И то верно: при всем благочестии Барини не решился бы в такое беспокойное время оставить Унган почти на три недели ради заурядного паломничества. Это понимали умные люди в Марбакау. Понимали старейшины опального Дагора. И уж подавно это понимали в Империи. События близки. Они надвигаются. Их время придет очень скоро.
Война.
Достигнув лужайки перед пещерой, запыхавшийся Барини постоял в хорошо известном ему месте, чтобы наверняка сработал емкостной датчик. Хотя встреча была оговорена заранее, не стоило провоцировать святого отшельника. Подходы к его жилищу защищены не только жутковатыми легендами, но и кой-чем посерьезнее, да и сам Гама может перенервничать, а глаз у него по-прежнему верный.
Гама не вышел навстречу. Он ждал князя в малом зале за первым поворотом – высокий, костистый, седовласый. Властный старик в белой хламиде, умеющий, когда надо, быть и ласковым. Умеющий быть и не стариком. На грубо сколоченном столе перед ним имелся глиняный кувшин – по всему видно, с его любимой сливянкой, вымороженной на леднике. По столу были разбросаны крошки сыра.
– Видел? – спросил он вместо приветствия.
– Видел, – кивнул Барини, снимая с плеч мешок. – Это точно был «Пилигрим»?
– А что же еще?
– Связь проверял?
– Конечно. Глухо. Что сгорело, то не отзовется.

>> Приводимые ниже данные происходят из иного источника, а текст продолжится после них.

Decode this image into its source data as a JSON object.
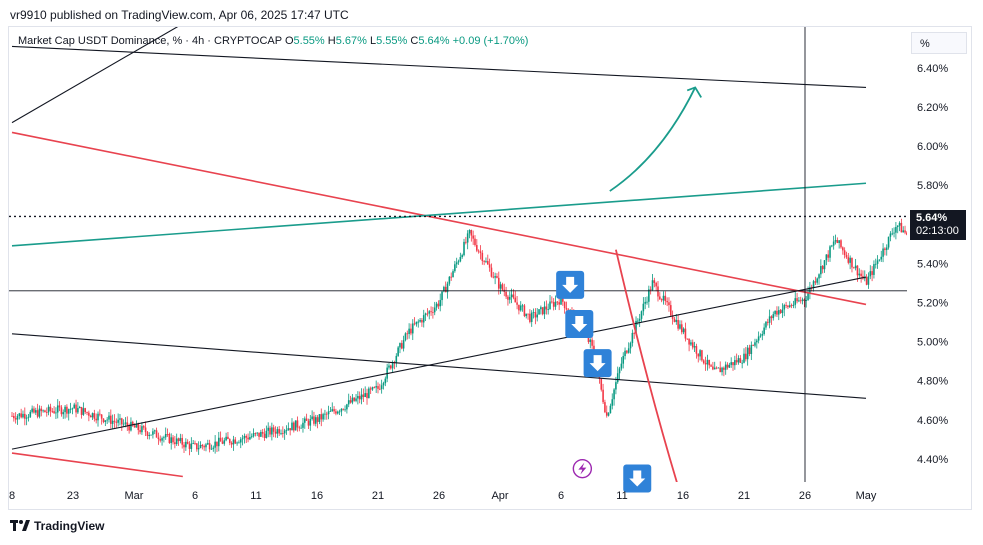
{
  "header": {
    "publisher_line": "vr9910 published on TradingView.com, Apr 06, 2025 17:47 UTC"
  },
  "legend": {
    "symbol": "Market Cap USDT Dominance, % · 4h · CRYPTOCAP",
    "open_label": "O",
    "open": "5.55%",
    "high_label": "H",
    "high": "5.67%",
    "low_label": "L",
    "low": "5.55%",
    "close_label": "C",
    "close": "5.64%",
    "change": "+0.09 (+1.70%)"
  },
  "unit_label": "%",
  "price_tag": {
    "price": "5.64%",
    "countdown": "02:13:00"
  },
  "footer": {
    "brand": "TradingView"
  },
  "colors": {
    "up": "#089981",
    "down": "#f23645",
    "trend_red": "#e8434f",
    "trend_teal": "#1a9c8c",
    "arrow_box": "#2f82d8",
    "lightning": "#9c27b0"
  },
  "icons": {
    "arrow_box": "down-arrow-icon",
    "lightning": "lightning-icon",
    "logo": "tradingview-logo-icon"
  },
  "chart_data": {
    "type": "candlestick",
    "y_ticks": [
      "6.40%",
      "6.20%",
      "6.00%",
      "5.80%",
      "5.40%",
      "5.20%",
      "5.00%",
      "4.80%",
      "4.60%",
      "4.40%"
    ],
    "x_ticks": [
      "8",
      "23",
      "Mar",
      "6",
      "11",
      "16",
      "21",
      "26",
      "Apr",
      "6",
      "11",
      "16",
      "21",
      "26",
      "May"
    ],
    "ylim": [
      4.3,
      6.55
    ],
    "last_price": 5.64,
    "price_path": [
      [
        0,
        4.62
      ],
      [
        2,
        4.66
      ],
      [
        4,
        4.56
      ],
      [
        6,
        4.46
      ],
      [
        8,
        4.52
      ],
      [
        10,
        4.6
      ],
      [
        12,
        4.76
      ],
      [
        13,
        5.05
      ],
      [
        14,
        5.2
      ],
      [
        15,
        5.55
      ],
      [
        16,
        5.28
      ],
      [
        17,
        5.12
      ],
      [
        18,
        5.22
      ],
      [
        19,
        4.98
      ],
      [
        19.5,
        4.62
      ],
      [
        20,
        4.9
      ],
      [
        21,
        5.3
      ],
      [
        22,
        5.05
      ],
      [
        23,
        4.84
      ],
      [
        24,
        4.92
      ],
      [
        25,
        5.15
      ],
      [
        26,
        5.22
      ],
      [
        27,
        5.52
      ],
      [
        28,
        5.3
      ],
      [
        29,
        5.6
      ],
      [
        30,
        5.45
      ],
      [
        31,
        5.35
      ],
      [
        32,
        5.4
      ],
      [
        33,
        5.3
      ],
      [
        34,
        5.3
      ],
      [
        35,
        5.45
      ],
      [
        36,
        5.28
      ],
      [
        37,
        5.2
      ],
      [
        38,
        5.28
      ],
      [
        39,
        5.3
      ],
      [
        40,
        5.22
      ],
      [
        41,
        5.15
      ],
      [
        42,
        5.08
      ],
      [
        43,
        5.06
      ],
      [
        44,
        5.12
      ],
      [
        45,
        5.2
      ],
      [
        46,
        5.4
      ],
      [
        47,
        5.52
      ],
      [
        48,
        5.48
      ],
      [
        49,
        5.45
      ],
      [
        50,
        5.4
      ],
      [
        51,
        5.3
      ],
      [
        51.5,
        5.2
      ],
      [
        52,
        5.45
      ],
      [
        53,
        5.5
      ],
      [
        54,
        5.42
      ],
      [
        55,
        5.5
      ],
      [
        56,
        5.55
      ],
      [
        57,
        5.64
      ]
    ],
    "annotation_lines": [
      {
        "name": "upper-black-line",
        "x": [
          0,
          12.5
        ],
        "y": [
          6.12,
          7.25
        ]
      },
      {
        "name": "top-horizontal-line",
        "x": [
          0,
          28
        ],
        "y": [
          6.51,
          6.3
        ]
      },
      {
        "name": "red-downtrend-line",
        "x": [
          0,
          28
        ],
        "y": [
          6.07,
          5.19
        ]
      },
      {
        "name": "teal-uptrend-line",
        "x": [
          0,
          28
        ],
        "y": [
          5.49,
          5.81
        ]
      },
      {
        "name": "lower-black-support-line",
        "x": [
          0,
          28
        ],
        "y": [
          4.45,
          5.33
        ]
      },
      {
        "name": "mid-black-line",
        "x": [
          0,
          28
        ],
        "y": [
          5.04,
          4.71
        ]
      },
      {
        "name": "lower-red-line",
        "x": [
          0,
          5.6
        ],
        "y": [
          4.43,
          4.31
        ]
      }
    ],
    "horizontal_lines": [
      {
        "name": "price-dotted-line",
        "y": 5.64,
        "style": "dotted"
      },
      {
        "name": "support-horizontal-line",
        "y": 5.26,
        "style": "solid"
      }
    ],
    "vertical_lines": [
      {
        "name": "cursor-vertical-line",
        "x": 26
      }
    ],
    "curved_arrows": [
      {
        "name": "teal-up-arrow",
        "points": [
          [
            19.6,
            5.77
          ],
          [
            21.3,
            5.95
          ],
          [
            22.4,
            6.3
          ]
        ]
      },
      {
        "name": "red-down-curve",
        "points": [
          [
            19.8,
            5.47
          ],
          [
            20.8,
            4.8
          ],
          [
            21.8,
            4.28
          ]
        ]
      }
    ],
    "down_arrow_markers": [
      {
        "x": 18.3,
        "y": 5.29
      },
      {
        "x": 18.6,
        "y": 5.09
      },
      {
        "x": 19.2,
        "y": 4.89
      },
      {
        "x": 20.5,
        "y": 4.3
      }
    ],
    "lightning_marker": {
      "x": 18.7,
      "y": 4.35
    }
  }
}
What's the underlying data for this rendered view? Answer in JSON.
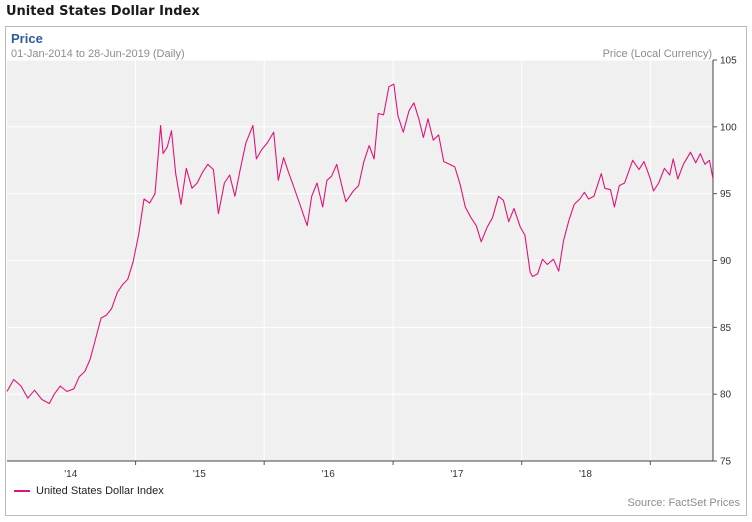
{
  "page": {
    "title": "United States Dollar Index"
  },
  "chart_data": {
    "type": "line",
    "title": "Price",
    "subtitle": "01-Jan-2014 to 28-Jun-2019 (Daily)",
    "ylabel": "Price (Local Currency)",
    "xlabel": "",
    "source": "Source: FactSet Prices",
    "ylim": [
      75,
      105
    ],
    "xlim": [
      "2014-01-01",
      "2019-06-28"
    ],
    "grid": true,
    "legend_position": "bottom-left",
    "y_ticks": [
      75,
      80,
      85,
      90,
      95,
      100,
      105
    ],
    "x_ticks": [
      {
        "label": "'14",
        "date": "2014-07-01"
      },
      {
        "label": "'15",
        "date": "2015-07-01"
      },
      {
        "label": "'16",
        "date": "2016-07-01"
      },
      {
        "label": "'17",
        "date": "2017-07-01"
      },
      {
        "label": "'18",
        "date": "2018-07-01"
      }
    ],
    "x_gridlines": [
      "2015-01-01",
      "2016-01-01",
      "2017-01-01",
      "2018-01-01",
      "2019-01-01"
    ],
    "series": [
      {
        "name": "United States Dollar Index",
        "color": "#e0157a",
        "points": [
          [
            "2014-01-01",
            80.2
          ],
          [
            "2014-01-20",
            81.1
          ],
          [
            "2014-02-10",
            80.6
          ],
          [
            "2014-03-01",
            79.7
          ],
          [
            "2014-03-20",
            80.3
          ],
          [
            "2014-04-10",
            79.6
          ],
          [
            "2014-05-01",
            79.3
          ],
          [
            "2014-05-15",
            80.0
          ],
          [
            "2014-06-01",
            80.6
          ],
          [
            "2014-06-20",
            80.2
          ],
          [
            "2014-07-10",
            80.4
          ],
          [
            "2014-07-25",
            81.3
          ],
          [
            "2014-08-10",
            81.7
          ],
          [
            "2014-08-25",
            82.6
          ],
          [
            "2014-09-10",
            84.2
          ],
          [
            "2014-09-25",
            85.7
          ],
          [
            "2014-10-10",
            85.9
          ],
          [
            "2014-10-25",
            86.4
          ],
          [
            "2014-11-10",
            87.6
          ],
          [
            "2014-11-25",
            88.2
          ],
          [
            "2014-12-10",
            88.6
          ],
          [
            "2014-12-25",
            89.9
          ],
          [
            "2015-01-10",
            92.0
          ],
          [
            "2015-01-25",
            94.6
          ],
          [
            "2015-02-10",
            94.3
          ],
          [
            "2015-02-25",
            95.0
          ],
          [
            "2015-03-05",
            97.5
          ],
          [
            "2015-03-13",
            100.1
          ],
          [
            "2015-03-20",
            98.0
          ],
          [
            "2015-04-01",
            98.5
          ],
          [
            "2015-04-13",
            99.7
          ],
          [
            "2015-04-25",
            96.5
          ],
          [
            "2015-05-10",
            94.2
          ],
          [
            "2015-05-25",
            96.9
          ],
          [
            "2015-06-10",
            95.4
          ],
          [
            "2015-06-25",
            95.8
          ],
          [
            "2015-07-10",
            96.6
          ],
          [
            "2015-07-25",
            97.2
          ],
          [
            "2015-08-10",
            96.8
          ],
          [
            "2015-08-24",
            93.5
          ],
          [
            "2015-09-10",
            95.8
          ],
          [
            "2015-09-25",
            96.4
          ],
          [
            "2015-10-10",
            94.8
          ],
          [
            "2015-10-25",
            96.8
          ],
          [
            "2015-11-10",
            98.8
          ],
          [
            "2015-11-30",
            100.1
          ],
          [
            "2015-12-10",
            97.6
          ],
          [
            "2015-12-25",
            98.3
          ],
          [
            "2016-01-10",
            98.8
          ],
          [
            "2016-01-28",
            99.6
          ],
          [
            "2016-02-10",
            96.0
          ],
          [
            "2016-02-25",
            97.7
          ],
          [
            "2016-03-10",
            96.6
          ],
          [
            "2016-03-25",
            95.5
          ],
          [
            "2016-04-10",
            94.3
          ],
          [
            "2016-05-02",
            92.6
          ],
          [
            "2016-05-15",
            94.8
          ],
          [
            "2016-05-30",
            95.8
          ],
          [
            "2016-06-15",
            94.0
          ],
          [
            "2016-06-27",
            96.0
          ],
          [
            "2016-07-10",
            96.3
          ],
          [
            "2016-07-25",
            97.2
          ],
          [
            "2016-08-10",
            95.4
          ],
          [
            "2016-08-20",
            94.4
          ],
          [
            "2016-09-10",
            95.2
          ],
          [
            "2016-09-25",
            95.6
          ],
          [
            "2016-10-10",
            97.4
          ],
          [
            "2016-10-25",
            98.6
          ],
          [
            "2016-11-08",
            97.6
          ],
          [
            "2016-11-20",
            101.0
          ],
          [
            "2016-12-05",
            100.9
          ],
          [
            "2016-12-20",
            103.0
          ],
          [
            "2017-01-03",
            103.2
          ],
          [
            "2017-01-15",
            100.8
          ],
          [
            "2017-01-30",
            99.6
          ],
          [
            "2017-02-15",
            101.2
          ],
          [
            "2017-03-01",
            101.8
          ],
          [
            "2017-03-15",
            100.6
          ],
          [
            "2017-03-28",
            99.2
          ],
          [
            "2017-04-10",
            100.6
          ],
          [
            "2017-04-25",
            99.0
          ],
          [
            "2017-05-10",
            99.4
          ],
          [
            "2017-05-25",
            97.4
          ],
          [
            "2017-06-10",
            97.2
          ],
          [
            "2017-06-25",
            97.0
          ],
          [
            "2017-07-10",
            95.7
          ],
          [
            "2017-07-25",
            94.0
          ],
          [
            "2017-08-10",
            93.2
          ],
          [
            "2017-08-25",
            92.6
          ],
          [
            "2017-09-08",
            91.4
          ],
          [
            "2017-09-25",
            92.5
          ],
          [
            "2017-10-10",
            93.2
          ],
          [
            "2017-10-27",
            94.8
          ],
          [
            "2017-11-10",
            94.5
          ],
          [
            "2017-11-25",
            92.9
          ],
          [
            "2017-12-10",
            93.9
          ],
          [
            "2017-12-28",
            92.5
          ],
          [
            "2018-01-10",
            91.9
          ],
          [
            "2018-01-25",
            89.1
          ],
          [
            "2018-02-01",
            88.8
          ],
          [
            "2018-02-15",
            89.0
          ],
          [
            "2018-03-01",
            90.1
          ],
          [
            "2018-03-15",
            89.7
          ],
          [
            "2018-04-01",
            90.1
          ],
          [
            "2018-04-16",
            89.2
          ],
          [
            "2018-04-30",
            91.5
          ],
          [
            "2018-05-15",
            93.0
          ],
          [
            "2018-05-30",
            94.2
          ],
          [
            "2018-06-15",
            94.6
          ],
          [
            "2018-06-28",
            95.1
          ],
          [
            "2018-07-10",
            94.6
          ],
          [
            "2018-07-25",
            94.8
          ],
          [
            "2018-08-15",
            96.5
          ],
          [
            "2018-08-25",
            95.4
          ],
          [
            "2018-09-10",
            95.3
          ],
          [
            "2018-09-21",
            94.0
          ],
          [
            "2018-10-05",
            95.6
          ],
          [
            "2018-10-20",
            95.8
          ],
          [
            "2018-11-12",
            97.5
          ],
          [
            "2018-11-30",
            96.8
          ],
          [
            "2018-12-14",
            97.4
          ],
          [
            "2018-12-31",
            96.2
          ],
          [
            "2019-01-10",
            95.2
          ],
          [
            "2019-01-25",
            95.8
          ],
          [
            "2019-02-10",
            96.9
          ],
          [
            "2019-02-25",
            96.4
          ],
          [
            "2019-03-07",
            97.6
          ],
          [
            "2019-03-20",
            96.1
          ],
          [
            "2019-04-05",
            97.2
          ],
          [
            "2019-04-25",
            98.1
          ],
          [
            "2019-05-10",
            97.3
          ],
          [
            "2019-05-23",
            98.0
          ],
          [
            "2019-06-05",
            97.2
          ],
          [
            "2019-06-18",
            97.5
          ],
          [
            "2019-06-28",
            96.1
          ]
        ]
      }
    ]
  }
}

– Он горел и не разваливался, – сказал Барини. – Ровно так горел, как большой прочный метеорит. Я почему и подумал, что это, может быть, еще не «Пилигрим».
– Он начал распадаться на куски позже, уже по ту сторону хребта, – пояснил Гама. – Ты просто не видел.
– А-а. А куда он упал?
– Думаю, в океан или в тундру. Лучше бы в океан.
– Какая разница, – сказал Барини, рукавом утирая багровый лоб. – Все равно в тундре никого нет.